Every time a ”new wave” sweeps our politics, as singer-turned politician Robert Kyagulanyi Sentamu aka Bobi Wine has done in the Kyadondo East parliamentary by-elections, progressive pundits scramble to interpret and assign it meaning and implication, often using a prism that interprets the wave as fresh energy in the fight against the hegemony of long-ruling and clinging Museveni and his 1986 club of ex-Marxists turned crony capitalists.
Or that the wave represents something ‘‘new’’. As far as I am concerned, from Norbert Mao to Kizza Besigye to Erias Lukwago to David Sejusa aka Tinyefuza and more recently ex-premier Amama Mbabazi, to mention but a few, each of these men have at one point in their public affairs life been projected as representation of the galvanization of a progressive force for change in Uganda. They still do represent something for Uganda. But they are yet to actualize the representation.
In the heat of the moment, Bobi Wine’s victory is already being postulated as something big with national implications. I think it’s a positive win but I won’t be taken by the excitement. I will instead watch coldly because we have been here before.
Political victories in Kampala and its environs by the opposition and opposition leaning candidates against the ruling NRM is not always necessarily a representation of the national pulse. Museveni can rule Uganda without electorally winning Kampala (sounds strange but true). Betty Kamya lost the Rubaga South parliamentary elections, but she is political boss of Kampala while Erias Lukwago, the Mayor who was popularly elected is hounded around like a chicken thief and sat on by Jennifer Musisi, a politically appointed technocrat.
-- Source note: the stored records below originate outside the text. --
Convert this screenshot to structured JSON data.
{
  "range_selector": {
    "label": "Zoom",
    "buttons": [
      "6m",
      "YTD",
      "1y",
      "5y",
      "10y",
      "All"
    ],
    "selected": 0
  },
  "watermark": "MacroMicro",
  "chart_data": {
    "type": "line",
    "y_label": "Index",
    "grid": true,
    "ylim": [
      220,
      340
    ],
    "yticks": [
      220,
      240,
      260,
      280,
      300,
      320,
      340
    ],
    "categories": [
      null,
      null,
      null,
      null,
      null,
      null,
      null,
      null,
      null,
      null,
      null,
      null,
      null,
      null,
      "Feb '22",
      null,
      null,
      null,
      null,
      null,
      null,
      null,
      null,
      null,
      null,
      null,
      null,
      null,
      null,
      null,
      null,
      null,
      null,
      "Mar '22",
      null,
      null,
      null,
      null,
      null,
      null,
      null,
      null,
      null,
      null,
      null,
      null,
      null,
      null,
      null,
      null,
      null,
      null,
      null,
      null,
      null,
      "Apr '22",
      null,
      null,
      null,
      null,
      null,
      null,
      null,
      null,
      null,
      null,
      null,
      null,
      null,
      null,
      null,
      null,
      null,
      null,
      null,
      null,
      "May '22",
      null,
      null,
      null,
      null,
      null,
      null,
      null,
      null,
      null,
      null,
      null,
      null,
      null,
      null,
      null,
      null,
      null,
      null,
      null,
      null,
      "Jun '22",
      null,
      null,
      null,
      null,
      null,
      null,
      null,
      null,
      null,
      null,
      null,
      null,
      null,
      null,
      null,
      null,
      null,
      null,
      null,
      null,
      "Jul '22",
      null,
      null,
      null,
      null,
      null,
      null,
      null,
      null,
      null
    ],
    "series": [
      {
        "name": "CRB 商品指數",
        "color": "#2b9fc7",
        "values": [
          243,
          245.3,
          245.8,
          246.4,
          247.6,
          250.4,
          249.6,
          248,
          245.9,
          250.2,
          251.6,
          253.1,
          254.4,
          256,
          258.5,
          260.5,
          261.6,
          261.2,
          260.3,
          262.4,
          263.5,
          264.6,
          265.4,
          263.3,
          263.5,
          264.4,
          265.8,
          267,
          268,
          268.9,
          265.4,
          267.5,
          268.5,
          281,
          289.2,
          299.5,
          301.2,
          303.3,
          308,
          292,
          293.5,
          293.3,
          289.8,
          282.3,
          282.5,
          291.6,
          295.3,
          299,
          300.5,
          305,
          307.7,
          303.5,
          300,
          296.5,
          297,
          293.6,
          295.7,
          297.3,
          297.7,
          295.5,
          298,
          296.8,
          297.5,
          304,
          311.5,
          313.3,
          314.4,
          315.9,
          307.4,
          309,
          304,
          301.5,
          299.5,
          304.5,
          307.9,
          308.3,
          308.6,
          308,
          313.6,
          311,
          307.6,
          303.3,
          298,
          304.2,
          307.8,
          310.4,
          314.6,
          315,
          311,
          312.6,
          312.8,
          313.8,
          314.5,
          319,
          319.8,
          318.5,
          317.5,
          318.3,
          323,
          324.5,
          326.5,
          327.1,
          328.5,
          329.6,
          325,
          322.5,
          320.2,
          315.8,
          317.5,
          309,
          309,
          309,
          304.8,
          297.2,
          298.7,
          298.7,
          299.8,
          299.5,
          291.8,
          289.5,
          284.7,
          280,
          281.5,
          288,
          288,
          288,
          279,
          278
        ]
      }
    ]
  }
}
Whenever opposition candidates win in and around Kampala, it is blasted on rooftops by its supporters with big trumpets as a sign of ‘‘good times’’ to come in the fight against parasitic rule. This is a strangely Kampala problem. The city is where Uganda’s political, economic and social life is centered. Understandably it is a place where every politician wants to have a leg. But this proximity to the centre of power can be deceptive. Museveni knows this so well explaining why he spends time with his peasants around the country-drip- irrigating and riding a low-tech Roadmaster bicycle as we the social media class mock him and laugh our lungs out.
‘‘The bedrock of our support is in the villages, not the noise makers in Kampala and urban centres’’– how many times have you heard this statement from Museveni’s spin doctor Ofwono Opondo or even the man himself? The opposition has failed to pick a leaf from the statement.
The second Kampala problem for the opposition is the media. Uganda’s ‘‘national’’ media for various reasons is mostly bound to a Kampala spinning wheel chair. And that is how the media ends up creating national characters out of people like Mubaraka Munyagwa, an opposition politician with hardly any coherent national message or reach outside of his constituency.
The opposition and opposition leaning politicians and their supporters should stop getting excited by victories in Kampala and its environs because it’s a deceitful representation of the overall national pulse. Bobi Wine can act as a learning point on how to galvanise people’s frustrations. But Bobi Wine’s win, emphatic, as it was is hardly steeped in ideology beyond its mobilisation power. When young people swept off old guards during the Arab Spring, they didn’t have the ideology to sustain power. Consequently, power slipped back to the old guards. Bobi Wine’s momentum is good, the opposition needs a platform on which to anchor, sustain and spread it outside the urban centres for tangible impact.